In an article that seeks to resuscitate Kropotkin’s reputation as a serious thinker in evolutionary theory, Stephen Jay Gould outlines three basic positions in the debate among nineteenth century scientists. First, there was Darwin himself, who advanced a colorfully exemplified vision of evolution as a fiercely competitive “struggle for existence.” His work was applied to the social order by social scientists like Herbert Spencer, who coined the phrase "survival of the fittest." The second strand flows from Thomas Huxley, who fully supported the competition-centric view of evolution, even using the word “gladiatorial” to describe the ethics of the natural world. But because of nature’s unsparingly cruelty, Huxley thought biological evolution was a poor foundation for morality. If humans followed the example set by the natural world, he said, there would be anarchy.
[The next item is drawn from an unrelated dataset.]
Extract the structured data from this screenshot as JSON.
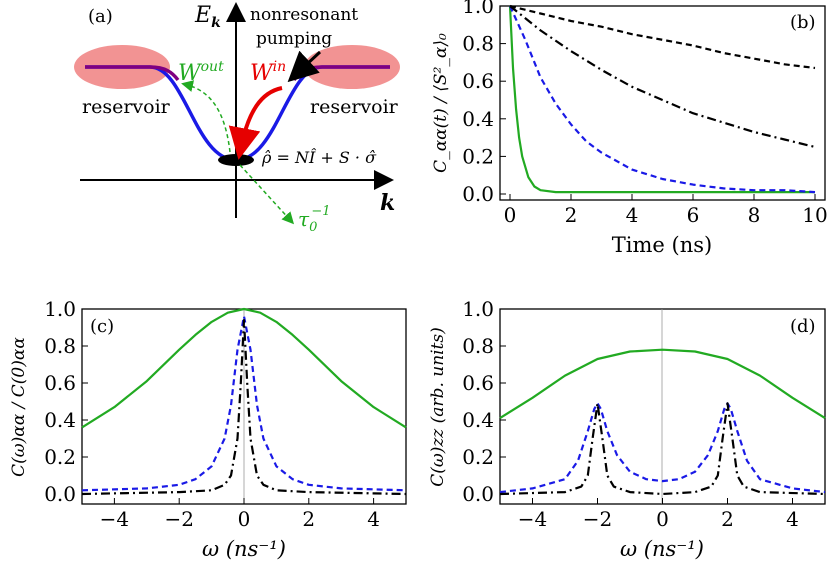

The third stream is exemplified by Kropotkin, who was an actual anarchist. Kropotkin was born of Russian nobility and later lived in exile in England. In his 1902 book Mutual Aid: A Factor of Evolution, which was a collection of essays written as a response to Huxley, he argues that the competition-centric view of evolution is wrong. Cooperation, sharing, and mutual aid are also key factors in reproductive success, he says. They arise out of the struggle for existence and are in fact “natural” and therefore worthy of serving as the basis of morality and society.


I find myself thinking a lot about Kropotkin these days, about what might have been if his interpretation of biological evolution had caught on instead of Spencer’s and Huxley’s. For him, cooperation is in the DNA of all humans. What kind of world would we have if cooperation was the intellectual foundation of the social order? As we rebuild the world—our communities and governments and institutions—in the aftermath of COVID and protests against police violence, we would do well to remember this question.